Friday, December 12, 2008

The Goldin and Katz Thesis

By Richard Vedder

Claudia Goldin and Lawrence Katz are both senior faculty at America's most prestigious university, and their new book The Race Between Education and Technology has received rave support from some eminent economists and other educational leaders. According to Goldin and Katz, America's non-elitist educational system propelled the nation to both higher economic growth and, until around 1970 or so, higher degrees of income equality. The slowdown in the growth in educational attainment since then, however, has led to both a growth slowdown and a move away from greater equity.

I have written a very long review of this book for the Claremont Review of Books. Suffice it to say here I think the book is fundamentally flawed. The book strings together a series of dubious assumptions with some serious errors of omission to suggest that our underspending on education is lowering equity and growth.

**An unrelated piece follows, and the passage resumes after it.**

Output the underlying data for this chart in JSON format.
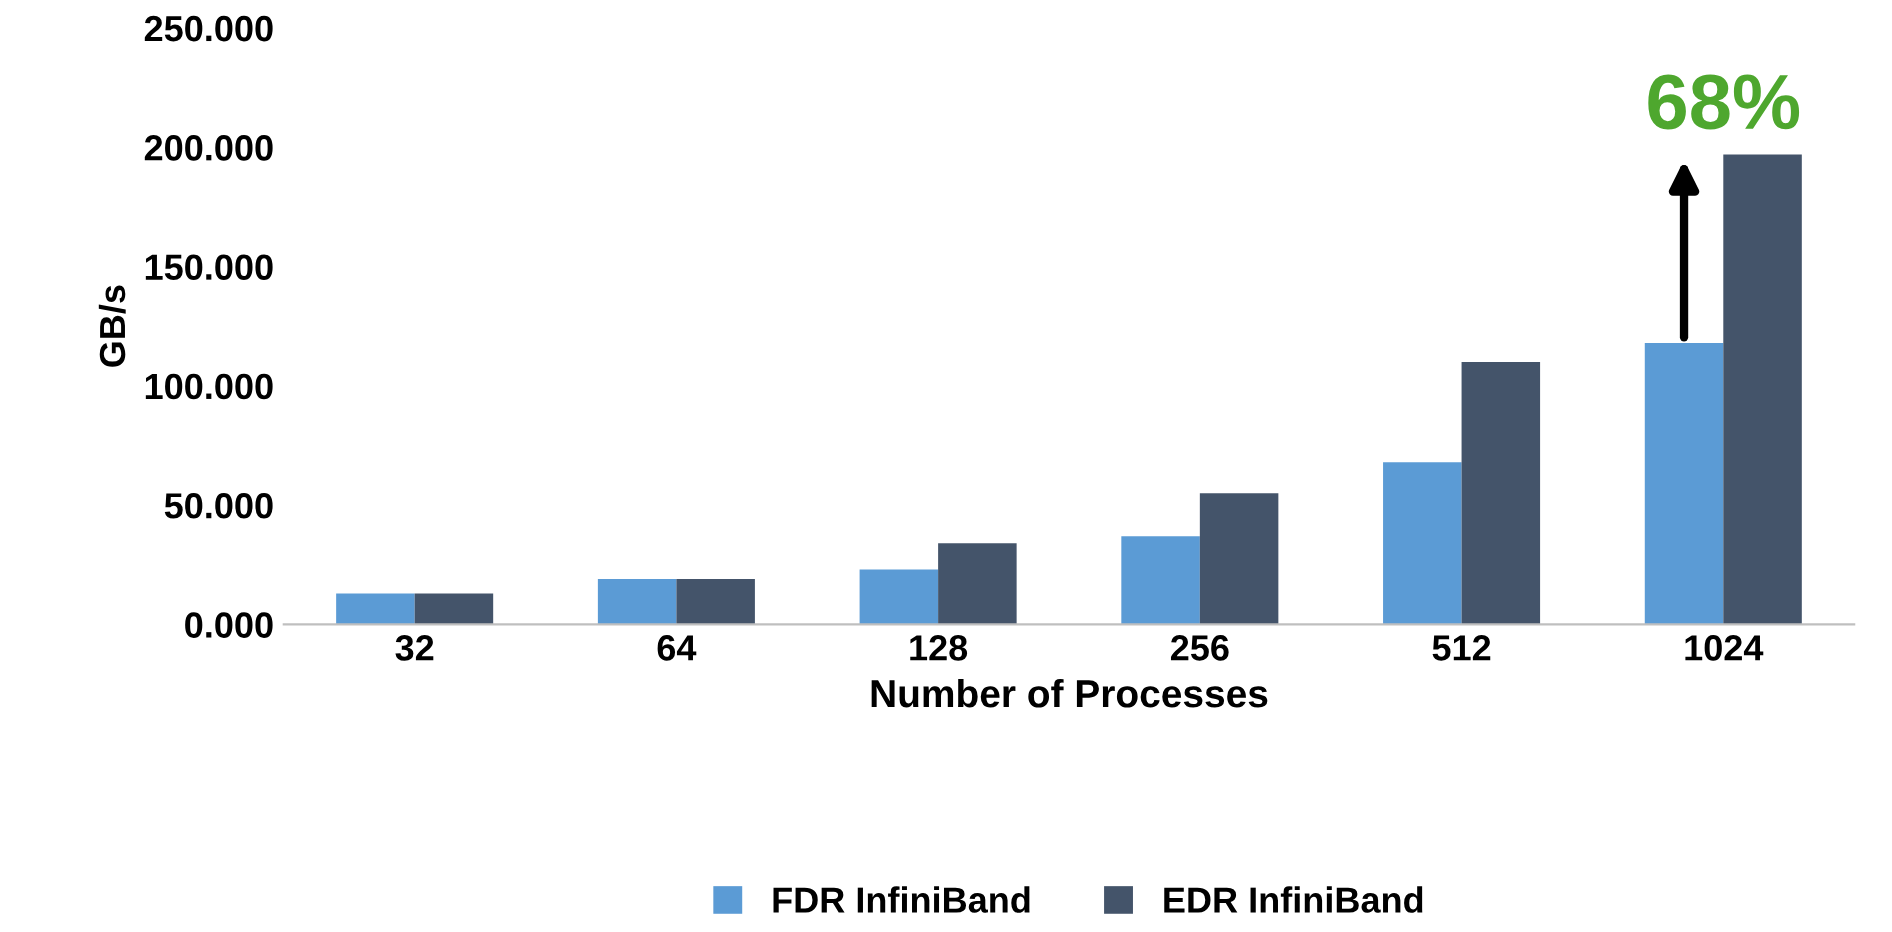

The CCAP evidence, which is less inferential and more direct, is that the correlation between spending on higher education and economic growth is, at best, neutral, and, more likely, negative. Moreover, Daniel Bennett of our staff is finding that the assumption that increasing educational attainment will promote income equality is also probably faulty, although that research is still continuing.

Without going into too much detail, Goldin and Katz seem to assume that all persons are created equal in some very literal sense, and that interpersonal differences in human endowments are of trivial importance. I think Charles Murray and the late Richard Hernstein have certainly very appropriately called that view into question. Education is a screening device. To be sure, some gains in productivity can occur from attending college, but to assume that all the income differential between high school and college graduates is due to education itself is clearly incorrect. And as a reviewer on Amazon notes, the term "high school dropout" in 1900 probably connotes quite different levels of knowledge, learning, wisdom, etc., than it does today.

The authors spend four pages talking about the role that electricity played in the early twentieth century in promoting high school attendance, but virtually nothing on such issues as education as a screening device. Accordingly, I view this book as a biased, one-sided view of the role of education in the American economy.

1 comment:

RWW said...

Dr. Vedder:

Te first line in your blog stimulated some neurons that bounce around in my melon from time to time. "The Race Between Education and Technology"

What I wonder is: how does what is currently being taught in Higher Ed correlate with what is being practiced in private enterprise (or "the Real world").

For example: Is the Electrical Engineering College teaching Low K, Copper Eclectro Plating (ECD) processes? If they are not, they are lagging far behind industry.

There is, I believe a lag in Higer Ed teaching and coursework and industry practices and. A proportion of the lag is to be accepted.

What is the total difference between what is being taught and what is being practiced?

Would this not be a measure of a college's "Productivity"?

Indeed, I have witnessed (and experienced) that entry level college grads need time and training to become proficient in their jobs and compete with their veteran peers. So the question then becomes: How many hours of formal training, informal traing, and practice is required to become an equal producer after they graduate from college and when they get their first job.

My father was an executive at a large company based in Cincinnati, OH. He told me after I graduated that the first two years of work are the last two years of college. This indicated to me that by his observation and experience, it would take me (or anyone else) two years to come up to speed and be a 100% contributor.

How one establishes a baseline for where industry is, is unkown to me. But if it can be established, I believe the difference between the baseline and "hours of formal training, informal traing, and practice required to become an equal producer after graduation from college and getting their first job" can be an effective measure of productivity.

It is not a measure of what the student brings to the school (ingredients), rather it would be a measure of what the student takes away from the school (the meal).

Just some thoughts on how productivity can be measured - for better or worse.